A third fatal consequence of the treaty of Ryswick (1697) is to shape the mindset of the Haitians and the Dominicans, forever forcing them to view each other as irreconcilable enemies. Today, to be a Dominican in the Dominican Republic is before all not to be a Haitian. Dominican’s definition of their identity as a people or as a person was designed with this recognition in mind. Therefore schools, newspapers spread a propaganda having for goal to dispel the African heritage of this country and separate the Dominicans and Haitians. The Dominican people is first described as a white people of hispanic descent. Trujillo celebrated in the Dominican Republic the concept of la Hispanidad (Spanishness). However, when a person’s skin leave no doubt so as to their black heritage, a concept of “Indianness” was quickly created to explain that Dominican’s complexion. Thus, a Dominican whose skin color is midway between a mulatto and a black is identified as of Indian origin. Countless of dubious studies were conducted to prove this indianness of the Dominican people through analysis of blood types, facial features and varying denture patterns. Of course, the definition of the Dominican’s identity as Indian is highly doubtful since the first inhabitants of the island were decimated in less than 50 years by the Spanish (see Tainos in History Page). However, this obsession of the Dominicans to define themselves as something not Haitian and African, stems from their turbulent relationship with Haiti, this relationship itself resulting from colonialism.

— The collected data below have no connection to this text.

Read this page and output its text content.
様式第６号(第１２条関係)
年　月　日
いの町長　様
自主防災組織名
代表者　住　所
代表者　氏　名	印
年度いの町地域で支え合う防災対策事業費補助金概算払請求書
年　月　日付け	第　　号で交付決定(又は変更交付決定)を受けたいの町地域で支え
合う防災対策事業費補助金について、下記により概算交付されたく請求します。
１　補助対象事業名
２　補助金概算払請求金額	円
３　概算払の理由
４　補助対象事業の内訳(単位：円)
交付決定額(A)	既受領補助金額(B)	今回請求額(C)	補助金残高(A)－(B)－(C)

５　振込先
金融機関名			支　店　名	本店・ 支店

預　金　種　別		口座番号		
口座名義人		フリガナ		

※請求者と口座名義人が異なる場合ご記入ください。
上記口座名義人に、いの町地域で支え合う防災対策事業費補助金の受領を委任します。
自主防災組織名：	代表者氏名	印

When Haiti freed herself from French control in 1804 we have seen, she quickly undertook to protect her freedom from a new invasion by France from the island’s eastern borders where the Dominican Republic, then Santo Domingo, is located. The Haitian thus lead vis a vis of the Spanish colony a politique of undivisibility which eventually led to the occupation of the Dominican Republic by Haiti for twenty-two years. Jean Pierre Boyer, the Haitian president then, carried action in his domination of the Dominican Republic that had for goal the destruction of their Hispanic culture. He closed the University and prevented contact between the Dominican church and the church hierarchy in Europe. He broke up the large estates of the Dominican nation held by the church. These policies had for consequence the increase of anti-Haitian sentiment in the Dominican Republic. These policies partly explains Trujillo’s definition of his country when he was elected president as a Hispanic nation, Catholic and white, as opposed to Haiti which is Afro-French, and largely practicing “vodou” as a religion. Haiti was portrayed under his government as a threat and the antithesis of the Dominican Republic. He dreaded the growing influence of Haitian culture in Dominican territory. His fear of Haitian darkening of the Dominican population led him to conduct a policy of Dominicanness which ultimately led to the assassination of more than 25,000 Haitian by his men on the Haitian-Dominican border. After having signed a boundary agreement between the Dominican government and that of Haiti, Trujillo realizing that the people on the border, Haitian and Dominican of Haitian descent, spoke mainly creole and used the gourde as their currency, he undertook to definitely separate racially what is Haitian to what is Dominican. Under Operation Perejil, Trujillo killed thousands of Haitians and dark skinned Dominicans residing on the border zone. These people were asked to pronounce the word perejil, believed to be hard for Haitians because of the “r” and the “j”. Everyone who failed at the test was systematically killed.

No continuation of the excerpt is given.